Она появилась на Игровом поле в последний предвечерний час. Было еще светло, но воздух, как говорят в Эриноре, уже пах сумерками. Кое-кто из гвардейцев все еще стрелял из луков по ростовым мишеням, и там было на что посмотреть: длинный тисовый лук, — а он, и в самом деле, длинный, — дистанция триста футов[9] и отточенные движения крепких молодых стрелков. В другое время и под другое настроение Герда наверняка уселась бы на пологом склоне старого вала и наблюдала за соревнованием лучников. Тренировка у них, едва начавшись, всегда превращалась в азартную игру «кто кого». Кто бьет точнее. Кто стреляет быстрее или, вернее, кто пустит больше стрел за одну минуту. И, разумеется, кто закинет стрелу дальше всех. Любопытное зрелище, особенно для тех, кто разбирается в вопросе. Герда разбиралась, хотя сама стрелять из лука, по очевидным причинам, не могла. Впрочем, она девушка, ей и не надо. А вот следить за ходом поединка ей очень нравилось. Впрочем, не сегодня. Сейчас ее занимали совсем другие дела, и поэтому она пошла к мечникам.

Присела рядом с отдыхающими гвардейцами, и слово за слово — со смешками, подхихикиванием и непринужденной «стрельбой глазками» — между ними быстро завязался тот род веселого, ничего вроде бы не значащего разговора, который простолюдины называют пустым трепом или болтовней. Шумно, весело и практически ни о чем. Вернее, почти ни о чем, потому что, если барышня болтает с парнями, то в таком плетении словес всегда найдется место легкому флирту. А там — слово за слово — и флирт становится все напряженнее и острее. И поскольку Герда, норовившая обычно уйти от горячих тем и опасных намеков, на этот раз демонстрировала не детское воодушевление, которому научилась у девушек Кирсы, то и гвардейцы пошли дальше. Переглянувшись и решив между собой, кому на этот раз светит девичья любовь, они быстро разошлись кто куда, и Герда осталась наедине с Питером Хоффом. Дала воодушевившемуся парню подержать себя за руку. Искренно смутилась, когда другая его рука легла ей на бедро. Притворно испугалась, что их кто-нибудь увидит, и быстро согласилась с предложением убраться с луга под сень деревьев. Опушка крошечной березовой рощи находилась совсем рядом, буквально в нескольких шагах от них, и уже там, за первыми деревьями Герда позволила Питеру себя поцеловать.

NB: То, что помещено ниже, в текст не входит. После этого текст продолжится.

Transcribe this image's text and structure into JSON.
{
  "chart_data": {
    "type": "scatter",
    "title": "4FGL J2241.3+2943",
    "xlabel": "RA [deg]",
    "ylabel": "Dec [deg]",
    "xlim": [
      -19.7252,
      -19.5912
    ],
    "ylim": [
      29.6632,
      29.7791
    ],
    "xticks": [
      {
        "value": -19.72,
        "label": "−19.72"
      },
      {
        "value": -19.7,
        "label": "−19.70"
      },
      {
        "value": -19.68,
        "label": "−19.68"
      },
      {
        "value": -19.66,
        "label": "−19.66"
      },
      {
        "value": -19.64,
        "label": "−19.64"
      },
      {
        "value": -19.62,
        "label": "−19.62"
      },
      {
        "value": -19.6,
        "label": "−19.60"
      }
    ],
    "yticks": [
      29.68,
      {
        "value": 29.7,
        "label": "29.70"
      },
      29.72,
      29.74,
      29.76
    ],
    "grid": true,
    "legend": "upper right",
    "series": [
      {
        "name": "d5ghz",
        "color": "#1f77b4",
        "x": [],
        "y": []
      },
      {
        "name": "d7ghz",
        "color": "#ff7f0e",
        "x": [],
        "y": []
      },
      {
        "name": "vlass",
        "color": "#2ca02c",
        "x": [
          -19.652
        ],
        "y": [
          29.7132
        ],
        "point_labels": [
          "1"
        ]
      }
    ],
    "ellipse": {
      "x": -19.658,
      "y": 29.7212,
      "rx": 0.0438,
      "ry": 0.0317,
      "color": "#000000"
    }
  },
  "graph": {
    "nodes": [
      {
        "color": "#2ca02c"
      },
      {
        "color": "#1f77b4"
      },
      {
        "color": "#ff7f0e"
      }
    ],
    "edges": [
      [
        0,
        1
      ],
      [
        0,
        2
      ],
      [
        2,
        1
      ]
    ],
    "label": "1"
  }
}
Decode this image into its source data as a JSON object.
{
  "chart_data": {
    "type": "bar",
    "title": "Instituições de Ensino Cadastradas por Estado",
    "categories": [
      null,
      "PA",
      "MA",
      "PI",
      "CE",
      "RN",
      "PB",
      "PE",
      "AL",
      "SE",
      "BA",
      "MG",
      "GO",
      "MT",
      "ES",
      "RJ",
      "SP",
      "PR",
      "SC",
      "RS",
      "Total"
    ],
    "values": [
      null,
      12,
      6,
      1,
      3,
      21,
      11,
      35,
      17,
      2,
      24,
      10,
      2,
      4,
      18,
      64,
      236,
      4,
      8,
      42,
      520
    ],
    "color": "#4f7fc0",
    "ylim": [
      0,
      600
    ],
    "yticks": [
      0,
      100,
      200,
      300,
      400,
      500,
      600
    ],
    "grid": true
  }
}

Следует отметить, это был первый поцелуй в ее жизни, но она была так напряжена и взволнована, что даже не поняла, нравится ей это или нет. А между тем осмелевшие руки Питера начали приподнимать подол ее платья, и Герда поняла, что время пришло. Она разорвала поцелуй, рванулась из рук Питера и заорала во весь голос, что-то вроде: «Караул! Насилуют!» Швы на платье были подпороты заранее. В паре мест оно и вовсе было порвано, но прорехи до времени были прикрыты лентами, наметанными на живую нитку. Достаточно было рвануться посильней, и в жалкие лохмотья превратилось не одно только платье. Порваны оказались также нижняя юбка и сорочка из тонкого полотна. Ну, а царапины на предплечьях и на икрах ног она нанесла себе заранее.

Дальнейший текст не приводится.